In questo momento vorrei parlare di molte cose perché oggi ho molte cose da dire, ma sono tutte confuse, sono tutte accavallate una sopra l’altra e non riesco a metterle in ordine. Non riesco a scriverle. Non è tempo, evidentemente. La scrittura mi ha insegnato la pazienza e mi ha anche insegnato ad arrendermi di fronte all’evidenza: i tempi non sono quelli che voglio io, sono quelli che vuole lei (la scrittura appunto).

Mi ronza in testa però l’espressione “fare canestro”, che è qui per dirmi qualcosa, anche se non so di preciso cosa. Forse si riferisce a quando ho una sensazione e questa si rivela esatta. Quando inquadro una situazione e questa si palesa in tutta la sua natura. Quando dico e si avvera. Penso e si concreta. Taccio e si conferma.

Sono certa che succede a tutti, non è che sono dotata di poteri paranormali, ma forse non tutti se ne rendono conto perché gli non prestano attenzione. Per quanto mi riguarda quel fare canestro mi permette di non dare per scontato certi dettagli, quelli che mi stanno parlando e che io sto leggendo e interpretando.

Mi sembra assurdo, ma è corretto. Dubito della mia lucidità, ma è corretto. Metto in discussione ogni grammo di me stessa, ma è corretto. Corretto non significa Hurrà che bello!, potrebbe anche evidenziarsi come una brutta cosa (anche molto brutta), ma rimane corretto il messaggio che ho intravisto e la realtà non si cambia. Fortunatamente sono abbastanza vecchia per sapermi arrendere all’evidenza.

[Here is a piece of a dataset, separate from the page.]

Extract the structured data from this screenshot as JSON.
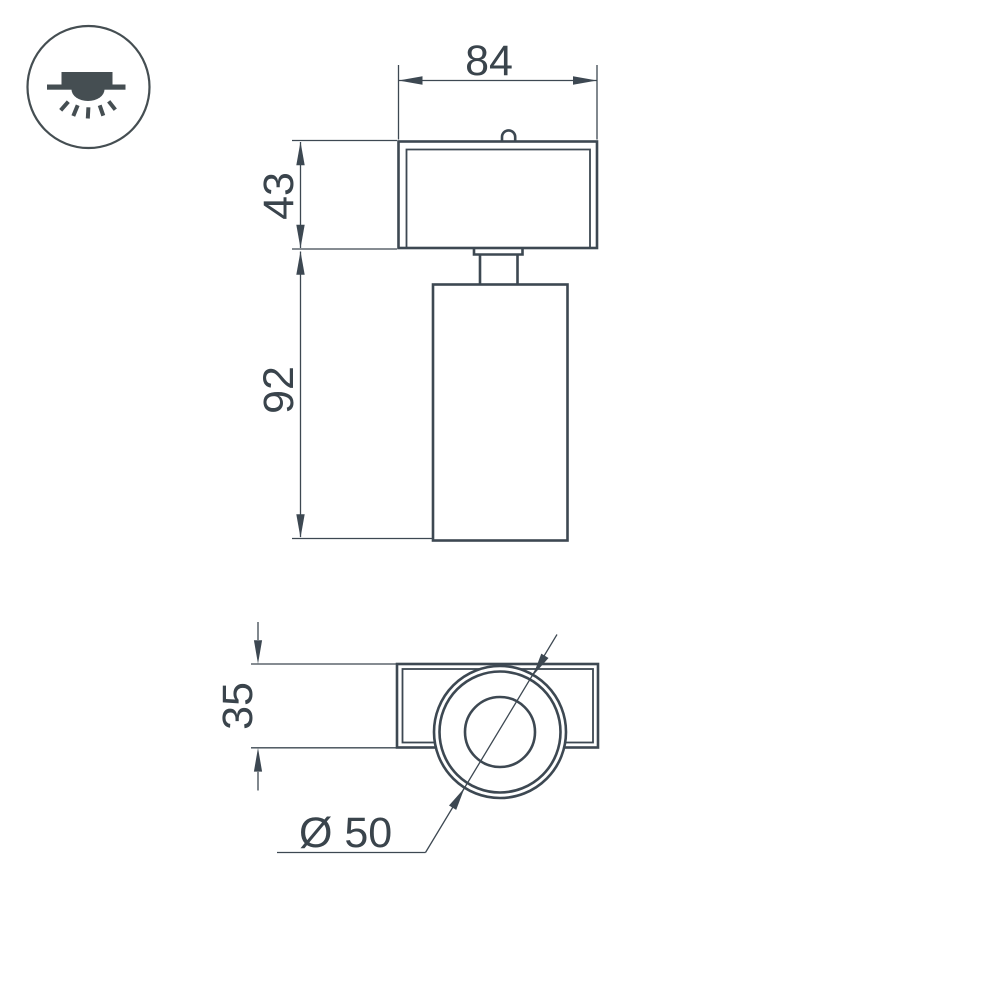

Faccio canestro spesso, ma non c’è nulla di che vantarsi, c’è solo da prestare attenzione perché si è sempre sul punto di prendere un granchio. Discernimento e cautela permettono al messaggio di farsi chiaro al tempo giusto, né prima né dopo. Solo che una volta che lo hai letto, girarsi dall’altra parte è codardia e con questa ci devi per forza fare i conti anche se pensi che nessuno se ne sia accorto.

Fare canestro… Eh. Davvero una bella cosa.